Le nouveau président des États-Unis, qui entrera en fonction le 20 janvier, demeure persuadé que la dérégulation de la finance contribuera à relancer l’économie américaine, rapporte Le Monde.

Dans l’un de ses premiers communiqués, l’équipe de transition qu’il a formée a ainsi prévu le démantèlement de la loi Dodd-Frank. Votée en 2010, celle-ci constitue la clé de voûte de la réglementation de la finance instaurée par l’administration Obama après la crise financière de 2008 pour en canaliser les excès.

« Nous devons nous en débarrasser », insiste Donald Trump dans une interview publiée vendredi dans le Wall Street Journal, qualifiant ce texte de « fardeau énorme pour les banques ». Ces dernières « sont incapables de prêter. Cela a rendu notre pays non compétitif et a ralenti la croissance », soutient-il.

L’INDICE S&P 500 RETROUVE SON NIVEAU DE 2008

Le président élu affirme par ailleurs que ce sont les Américains des classes moyennes, et non les mieux nantis, qui ont été affectés par le renforcement de la régulation. « Moi, je peux emprunter de l’argent, mais les gens qui sont vraiment bons dans ce qu’ils font et qui ont besoin d’argent pour créer ou développer une entreprise ne peuvent pas en emprunter auprès des banques. »

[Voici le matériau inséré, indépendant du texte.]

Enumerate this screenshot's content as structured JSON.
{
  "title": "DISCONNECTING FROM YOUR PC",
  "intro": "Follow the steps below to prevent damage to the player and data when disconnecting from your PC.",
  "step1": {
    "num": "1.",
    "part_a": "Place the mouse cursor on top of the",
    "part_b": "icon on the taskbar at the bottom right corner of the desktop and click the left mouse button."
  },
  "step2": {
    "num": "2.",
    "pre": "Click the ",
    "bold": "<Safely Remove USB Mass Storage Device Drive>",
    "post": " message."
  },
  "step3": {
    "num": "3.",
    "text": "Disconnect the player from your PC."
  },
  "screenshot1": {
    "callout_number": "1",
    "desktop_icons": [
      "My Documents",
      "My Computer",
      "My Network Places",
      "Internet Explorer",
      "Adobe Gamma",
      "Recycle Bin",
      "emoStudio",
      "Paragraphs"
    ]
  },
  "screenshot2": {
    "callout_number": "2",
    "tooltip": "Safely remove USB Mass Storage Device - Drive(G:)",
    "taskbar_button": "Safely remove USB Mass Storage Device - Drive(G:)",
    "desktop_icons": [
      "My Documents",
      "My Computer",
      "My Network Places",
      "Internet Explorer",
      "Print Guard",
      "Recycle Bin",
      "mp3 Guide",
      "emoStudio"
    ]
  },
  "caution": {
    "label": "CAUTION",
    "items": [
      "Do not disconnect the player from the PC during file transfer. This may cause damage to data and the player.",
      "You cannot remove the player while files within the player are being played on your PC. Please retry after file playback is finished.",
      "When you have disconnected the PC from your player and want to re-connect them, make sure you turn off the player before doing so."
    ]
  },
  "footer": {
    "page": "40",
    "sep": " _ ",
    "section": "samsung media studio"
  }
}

Des propos qui ont suscité « l’enthousiasme » de la Bourse, indique Le Monde, qui souligne que l’indice S&P 500 a terminé la semaine sur un gain de 8 % en trois séances, pour retrouver ses niveaux de 2008.

Dans un premier temps, la nouvelle administration devrait concentrer son action sur les mesures les plus contestées par les républicains au cours des huit dernières années, explique le quotidien. Avec en particulier deux objectifs : d’une part, rogner les pouvoirs du Conseil de surveillance de la stabilité financière (Financial Stability Oversight Council), qui est habilité à désigner les établissements financiers non bancaires comme systémiques ou non; d’autre part, revenir sur la possibilité qu’ont les régulateurs financiers de prendre le contrôle d’une institution financière en difficulté pour la liquider afin d’éviter la répétition du scénario de 2008, lorsque les contribuables avaient été obligés de renflouer les établissements trop mal en point.

« PERMETTRE AUX BANQUES DE PRÊTER DE NOUVEAU »

Le rôle du Bureau de protection financière des consommateurs (Consumer Financial Protection Bureau, ou CFPB) est lui aussi dans le collimateur du Parti républicain. Souvent méconnu de ce côté-ci de la frontière, ce régulateur s’est récemment illustré en infligeant une amende de 185 millions de dollars à la banque californienne Wells Fargo pour avoir créé des milliers de comptes bidons à l’insu de ses clients. Mis sur pied à l’initiative de la sénatrice démocrate du Massachusetts Elizabeth Warren, l’une des chefs de file de la lutte contre la corruption et les excès de la finance, le Bureau a pour mission de réguler les prêts hypothécaires et les cartes de crédit, deux secteurs dans lesquels de nombreux abus avaient été constatés durant la crise de 2008.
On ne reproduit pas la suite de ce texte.